ECONOMÍA

Cambio en la venta de diésel: Lo que debes saber sobre el nuevo decreto

El Gobierno boliviano ha implementado el Decreto Supremo N° 5676, que modifica la venta de diésel con el fin de mejorar el abastecimiento y combatir el contrabando. Aquí te contamos los detalles.

Por Marco Yujra · 17 de agosto de 2026

El Gobierno de Bolivia ha realizado modificaciones en la comercialización de diésel mediante el Decreto Supremo N° 5676, promulgado el 16 de agosto de 2026. Esta iniciativa tiene como finalidad regular el abastecimiento, reducir el desvío de combustible y eliminar las filas en las estaciones de servicio.

Una de las principales modificaciones establece un Precio Referencial de Bs 18 por litro para consumidores que adquieren grandes volúmenes de diésel, como Grandes Consumidores (Gracos), Clientes Directos y Usuarios Directos. Los demás consumidores, como familias y transportistas, continuarán pagando precios regulados.

La decisión del Gobierno se debe a un problema fundamental: la importación de diésel a precios cada vez más altos, mientras que el precio interno se mantiene regulado. Esto ha generado una brecha que, según el Gobierno, ha propiciado el contrabando y el desvío de combustible.

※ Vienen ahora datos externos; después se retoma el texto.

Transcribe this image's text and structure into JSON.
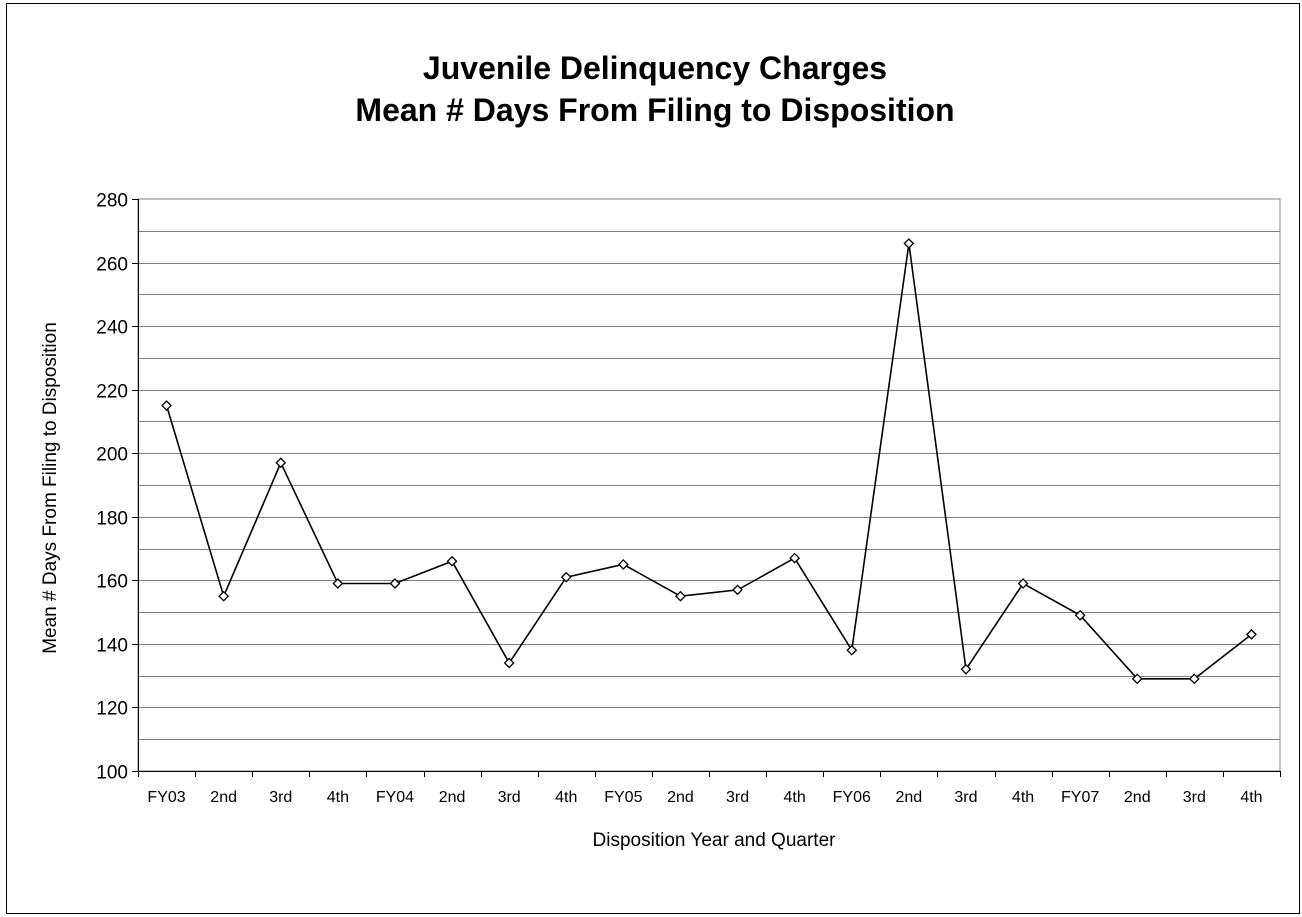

El decreto menciona que el aumento en los costos de importación, la inestabilidad de los precios internacionales y las variaciones en el tipo de cambio han impactado negativamente en la situación financiera de YPFB. Las mafias se aprovechan de la diferencia de precios, comprando diésel a un costo bajo en Bolivia y revendiendo a un precio mucho más alto en mercados externos.

¿Quiénes se ven afectados por el nuevo precio?

El nuevo precio de Bs 18 por litro se aplica exclusivamente a los grandes consumidores que compran diésel para uso propio y que están registrados en las siguientes categorías:
– Usuario Directo: adquiere entre 120 y 5,000 litros mensuales.
– Cliente Directo: compra entre 5,000 y 19,999 litros mensuales.
– Gran Consumidor (GRACO): compra 20,000 litros o más al mes.

El decreto garantiza que las familias y particulares no verán un aumento en los precios que pagan habitualmente. Por lo tanto, el impacto del nuevo precio se limita a aquellos consumidores que requieren grandes cantidades de diésel.

En el caso de que un particular necesite diésel adicional, este se venderá al nuevo precio referencial, mientras que su consumo habitual seguirá siendo al precio regulado.

Los objetivos de este cambio son claros: disminuir el margen de ganancia que favorece el contrabando y acercar el precio que pagan los grandes consumidores al costo real de importación del diésel, para así combatir el problema del desvío de combustible.